Aslında Çin, ABD'nin 11 Eylül terör olayının ardından, balonun varlığını ve konumunu tespit edebilecek üstün hava savunma sistemleri de dahil olmak üzere artan iç güvenlik adımlarının farkında. Peki buna rağmen neden böyle bir adım attı?
Çin algılarını anlamak
'Casus balonu' olayı ışığında Çin'in dünya görüşüne bir göz atmak gerekiyor. Avrupa'daki savaş bir yılı aşkın bir süredir devam ederken bile ABD, Batı Pasifik bölgesinde konumunu sağlamlaştırmaya devam etti. Japonya'nın da buradaki jeopolitik denkleme geri dönüşü Çin'deki korkuyu artırdı.
Japonya Başbakanı Fumio Kişida'nın, Doğu Asya'nın Ukrayna ile aynı kaderi paylaşabileceği uyarısı, ülkenin güvenlik politikasını kökten değiştirmesine yol açtı. Japonya bir yandan savunma harcamalarını kademeli olarak artırmak ve Çin'i caydırmak için yeni yetenekler inşa ediyor,bir yandan da ABD ve Kuzey Atlantik Antlaşması Örgütü (NATO) ile savunma işbirliğini genişletiyor.
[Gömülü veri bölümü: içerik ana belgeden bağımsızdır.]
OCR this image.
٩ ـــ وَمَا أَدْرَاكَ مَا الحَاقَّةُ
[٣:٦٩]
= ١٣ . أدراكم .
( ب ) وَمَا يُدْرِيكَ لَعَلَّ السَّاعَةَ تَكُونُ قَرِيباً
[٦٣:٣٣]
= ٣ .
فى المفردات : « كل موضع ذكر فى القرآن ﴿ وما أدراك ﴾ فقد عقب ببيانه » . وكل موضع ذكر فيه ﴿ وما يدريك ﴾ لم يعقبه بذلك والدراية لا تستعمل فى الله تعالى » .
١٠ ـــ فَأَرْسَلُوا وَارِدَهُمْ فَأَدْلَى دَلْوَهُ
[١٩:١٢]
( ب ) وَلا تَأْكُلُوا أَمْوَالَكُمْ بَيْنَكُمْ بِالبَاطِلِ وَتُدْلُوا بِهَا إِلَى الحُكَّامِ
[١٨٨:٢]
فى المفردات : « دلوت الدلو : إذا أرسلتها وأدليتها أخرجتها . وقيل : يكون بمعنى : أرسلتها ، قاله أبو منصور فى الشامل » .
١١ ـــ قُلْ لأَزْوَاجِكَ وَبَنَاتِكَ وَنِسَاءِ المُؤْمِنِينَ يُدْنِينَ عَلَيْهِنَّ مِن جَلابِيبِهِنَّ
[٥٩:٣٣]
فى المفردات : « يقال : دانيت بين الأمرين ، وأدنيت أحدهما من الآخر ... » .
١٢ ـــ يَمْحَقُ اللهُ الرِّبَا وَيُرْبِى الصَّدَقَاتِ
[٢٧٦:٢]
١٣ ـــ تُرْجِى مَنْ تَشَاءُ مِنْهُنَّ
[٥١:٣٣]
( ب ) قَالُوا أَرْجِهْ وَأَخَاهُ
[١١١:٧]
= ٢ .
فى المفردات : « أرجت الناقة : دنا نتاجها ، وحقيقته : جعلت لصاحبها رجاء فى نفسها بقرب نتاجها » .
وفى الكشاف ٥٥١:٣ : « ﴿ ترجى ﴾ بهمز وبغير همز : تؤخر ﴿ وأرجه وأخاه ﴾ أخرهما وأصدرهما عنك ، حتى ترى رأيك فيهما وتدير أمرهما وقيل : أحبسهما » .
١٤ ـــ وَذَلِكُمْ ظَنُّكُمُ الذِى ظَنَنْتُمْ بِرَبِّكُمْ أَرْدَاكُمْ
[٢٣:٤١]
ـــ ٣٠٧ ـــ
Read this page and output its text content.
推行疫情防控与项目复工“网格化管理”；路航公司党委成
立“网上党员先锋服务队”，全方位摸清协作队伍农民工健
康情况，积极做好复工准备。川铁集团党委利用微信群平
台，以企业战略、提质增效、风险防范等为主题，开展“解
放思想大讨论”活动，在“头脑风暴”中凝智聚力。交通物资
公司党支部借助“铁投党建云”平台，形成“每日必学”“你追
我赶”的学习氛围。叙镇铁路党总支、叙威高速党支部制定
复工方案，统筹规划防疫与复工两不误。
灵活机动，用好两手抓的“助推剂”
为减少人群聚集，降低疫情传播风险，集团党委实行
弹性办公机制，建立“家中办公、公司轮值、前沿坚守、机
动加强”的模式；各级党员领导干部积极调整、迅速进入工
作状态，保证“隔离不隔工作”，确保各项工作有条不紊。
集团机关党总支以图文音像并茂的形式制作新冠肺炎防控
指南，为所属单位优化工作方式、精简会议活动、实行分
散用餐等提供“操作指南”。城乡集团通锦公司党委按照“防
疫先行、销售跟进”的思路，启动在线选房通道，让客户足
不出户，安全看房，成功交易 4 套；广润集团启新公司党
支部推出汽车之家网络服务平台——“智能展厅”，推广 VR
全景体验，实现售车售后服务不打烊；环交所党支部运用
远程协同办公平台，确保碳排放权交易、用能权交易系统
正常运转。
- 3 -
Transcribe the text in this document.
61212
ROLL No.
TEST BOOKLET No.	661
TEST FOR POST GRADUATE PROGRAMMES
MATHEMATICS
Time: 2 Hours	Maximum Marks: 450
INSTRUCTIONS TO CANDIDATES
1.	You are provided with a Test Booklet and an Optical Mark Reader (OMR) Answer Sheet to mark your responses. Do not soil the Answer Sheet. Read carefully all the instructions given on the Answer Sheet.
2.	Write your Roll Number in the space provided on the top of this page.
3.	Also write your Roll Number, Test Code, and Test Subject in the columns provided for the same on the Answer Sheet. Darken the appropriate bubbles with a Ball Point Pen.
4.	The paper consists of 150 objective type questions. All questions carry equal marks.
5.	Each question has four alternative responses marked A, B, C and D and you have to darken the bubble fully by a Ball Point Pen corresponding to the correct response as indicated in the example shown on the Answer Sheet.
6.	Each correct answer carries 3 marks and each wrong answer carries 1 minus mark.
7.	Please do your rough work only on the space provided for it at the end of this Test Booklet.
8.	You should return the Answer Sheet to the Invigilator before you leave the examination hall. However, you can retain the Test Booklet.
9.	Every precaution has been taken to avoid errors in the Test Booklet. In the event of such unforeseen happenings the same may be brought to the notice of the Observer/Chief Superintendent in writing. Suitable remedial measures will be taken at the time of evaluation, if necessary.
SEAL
Rusya'nın Ukrayna'daki saldırganlığının ardından NATO, Haziran 2022'de Japonya, Avustralya ve Yeni Zelanda liderlerinin ilk kez katıldığı bir zirve düzenledi ve Asya bölgesi ile ilk defa bu kadar açık bir şekilde güvenlik işbirliğini tartışmaya başladı.
Çinli stratejistler; Amerika'nın Çin'in komşularıyla ilişkiler geliştirme yaklaşımını, Çin'i kontrol altına almak için NATO gibi bölgesel bloklar yaratma hedefi olarak nitelerken, Hint-Pasifik bölgesini de "kırmızı" bölge olarak işaret ediyorlar.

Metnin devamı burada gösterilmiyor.